Have you ever wondered while a child would prefer to pilfer from their parents rather than steal the whole stuff? It’s because no child wants to be caught. And so, whether it’s a jar of pennies or candies, kids would prefer taking a little and leaving the rest so that their parents wouldn’t notice the shortage. If seemingly innocent kids can exert strenuous efforts to conceal evidence in such a sleazy fashion, just re-imagine the sophistication of scoundrels, con artists, and hardcore blue-collar and white-collar criminal suspects in obliterating whatever traces of evidence.

In the particular case under review, if innocent, amateurish kids can go the proverbial extra miles to conceal evidence, it’s an illusion, or it’s simply naive to even entertain the notion that a man with a brutish past, who was once law onto himself,  engaged in all sorts of indescribable activities with impunity, will embark on an egregious mission of cavaliering his whims against the popular will of the vast majority of voters, intimidate them, wage psychological warfare on the people, impose his self-serving caprices, commit massive frauds and then knowingly leave glaring traces of his malfeasance and infringements to adduce evidence against his vital interests.

Harboring such notion is tantamount to implying that scoundrels are fools, which is absolutely far from the truth.
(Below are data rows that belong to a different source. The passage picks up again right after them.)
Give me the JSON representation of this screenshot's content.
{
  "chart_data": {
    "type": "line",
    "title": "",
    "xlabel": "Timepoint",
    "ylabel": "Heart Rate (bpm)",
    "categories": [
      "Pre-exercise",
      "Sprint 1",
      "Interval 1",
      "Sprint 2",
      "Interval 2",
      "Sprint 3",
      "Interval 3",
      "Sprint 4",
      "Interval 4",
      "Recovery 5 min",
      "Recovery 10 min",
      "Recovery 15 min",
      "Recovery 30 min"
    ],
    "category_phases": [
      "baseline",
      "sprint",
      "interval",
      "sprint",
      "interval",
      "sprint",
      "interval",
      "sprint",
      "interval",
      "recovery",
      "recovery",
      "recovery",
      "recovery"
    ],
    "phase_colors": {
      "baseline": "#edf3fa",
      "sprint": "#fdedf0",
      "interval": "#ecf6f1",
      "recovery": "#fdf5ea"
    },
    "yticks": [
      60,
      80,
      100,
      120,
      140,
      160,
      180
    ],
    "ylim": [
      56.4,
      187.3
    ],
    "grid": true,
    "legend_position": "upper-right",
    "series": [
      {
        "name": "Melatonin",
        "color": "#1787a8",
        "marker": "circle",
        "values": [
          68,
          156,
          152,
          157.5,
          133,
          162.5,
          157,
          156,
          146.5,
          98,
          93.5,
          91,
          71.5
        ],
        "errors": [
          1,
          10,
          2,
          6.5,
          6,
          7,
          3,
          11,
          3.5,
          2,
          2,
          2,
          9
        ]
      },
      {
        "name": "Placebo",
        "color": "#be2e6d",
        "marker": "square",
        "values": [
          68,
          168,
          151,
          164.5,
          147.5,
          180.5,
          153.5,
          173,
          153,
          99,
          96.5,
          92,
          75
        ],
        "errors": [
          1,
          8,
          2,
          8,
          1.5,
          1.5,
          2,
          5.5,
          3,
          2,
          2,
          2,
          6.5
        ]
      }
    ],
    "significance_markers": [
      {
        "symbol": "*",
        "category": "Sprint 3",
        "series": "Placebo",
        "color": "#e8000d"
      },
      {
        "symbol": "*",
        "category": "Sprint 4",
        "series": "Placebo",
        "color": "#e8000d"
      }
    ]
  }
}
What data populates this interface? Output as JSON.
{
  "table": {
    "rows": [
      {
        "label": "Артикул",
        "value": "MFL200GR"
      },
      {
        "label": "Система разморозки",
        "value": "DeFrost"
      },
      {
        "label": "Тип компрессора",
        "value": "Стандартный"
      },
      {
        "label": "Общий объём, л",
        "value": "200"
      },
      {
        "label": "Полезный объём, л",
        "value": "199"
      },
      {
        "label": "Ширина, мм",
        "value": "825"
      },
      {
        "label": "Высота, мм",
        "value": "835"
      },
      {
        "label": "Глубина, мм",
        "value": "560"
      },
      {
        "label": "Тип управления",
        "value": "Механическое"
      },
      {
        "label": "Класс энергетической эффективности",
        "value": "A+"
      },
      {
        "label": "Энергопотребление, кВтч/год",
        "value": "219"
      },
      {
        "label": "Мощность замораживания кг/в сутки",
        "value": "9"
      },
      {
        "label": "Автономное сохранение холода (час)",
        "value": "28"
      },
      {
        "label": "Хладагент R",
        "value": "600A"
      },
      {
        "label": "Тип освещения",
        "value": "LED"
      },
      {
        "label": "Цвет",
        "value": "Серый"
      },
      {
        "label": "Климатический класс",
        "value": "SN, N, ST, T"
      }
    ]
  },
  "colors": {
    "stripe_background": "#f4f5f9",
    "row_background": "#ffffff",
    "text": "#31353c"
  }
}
In any case, credit should be given to the nation’s highest court, for at least acknowledging that indeed, the December 8, 2020 senatorial midterm election in Nimba County was characterized by frauds, even if it went on to be dismissive of such frauds as not being “sufficient” to tilt the election in the opposite direction.

I have long held that any given society is like a marathon competition. On that nearly 27-miles route are two well-known proverbial marathoners—Good and Evil. Evil tends to be very fast and highly witty. Evil is prone to conceal or camouflage its modus operandi, it’s inclined to outwit, to outsmart, but as a street-corner Liberian adage would say, “Ninety-nine days for rogue, one day for master.” In other words, those who callously flout the law would continue to delude themselves that they’re smarter than all others until they’re apprehended, the December 8, 2020 voters frauds in Nimba being no exception.

On the other hand, Good begins its marathon in a slow motion fashion. Whereas Evil is incessantly on the lookout, craving for short cuts, maneuvering its way to an egregious end, Good is primarily preoccupied with fairness, impartiality and shared dividends or outcomes that will be ultimately beneficial for a given community or society. The idea of a disinterested umpire in every competition is primarily informed by the realization of such continuous struggle between Good and Evil; between those inclined to scrupulously abide by the rules and those brazenly bent on circumventing the law. Even in a football (soccer) game, the referee’s foremost job description is to ensure fairness by penalizing those who cheat rather than categorizing or rationalizing cheating as “sufficient” or “insufficient” as the Liberian Supreme Court opined on April 8, 2021.